In conclusion, it may well be that substantial evidence exists to support the Commissioner's decision in the instant case. The court cannot, however, speculate on the barren record presented.

Accordingly, IT IS RECOMMENDED that the Commissioner's decision be REVERSED and that this matter be REMANDED TO THE COMMISSIONER PURSUANT TO SENTENCE FOUR for further proceedings in accordance with this opinion.

Notice of Right to File Objections to Report and Recommendation

The parties are advised that they may file specific written objections to this Report and Recommendation with the District Judge. Objections must specifically identify the portions of the Report and Recommendation to which objections are made and the basis for such objections. "[I]n the absence of a timely filed objection, a district court need not conduct a de novo review, but instead must `only satisfy itself that there is no clear error on the face of the record in order to accept the recommendation.'" Diamond v. Colonial Life & Acc. Ins. Co., 416 F.3d 310 (4th Cir. 2005) (quoting Fed.

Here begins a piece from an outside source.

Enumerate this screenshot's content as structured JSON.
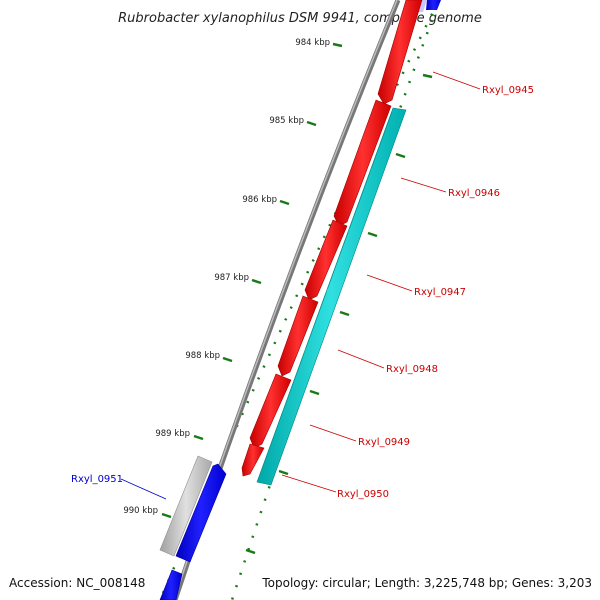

R. Civ. P. 72 advisory committee's note).

Specific written objections must be filed within fourteen (14) days of the date of service of this Report and Recommendation. 28 U.S.C. § 636(b)(1); Fed. R. Civ. P. 72(b); see Fed. R. Civ. P. 6(a), (d). Filing by mail pursuant to Federal Rule of Civil Procedure 5 may be accomplished by mailing objections to:

Larry W. Propes, Clerk United States District Court Post Office Box 2317 Florence, South Carolina 29503

Failure to timely file specific written objections to this Report and Recommendation will result in waiver of the right to appeal from a judgment of the District Court based upon such Recommendation. 28 U.S.C. § 636(b)(1); Thomas v. Arn, 474 U.S. 140 (1985); Wright v. Collins, 766 F.2d 841 (4th Cir. 1985); United States v. Schronce, 727 F.2d 91 (4th Cir. 1984).

FootNotes


1. Much of Dr. Ambrose's handwritten notes are not legible to the undersigned to evaluate whether or not substantial evidence supports the ALJ's decision.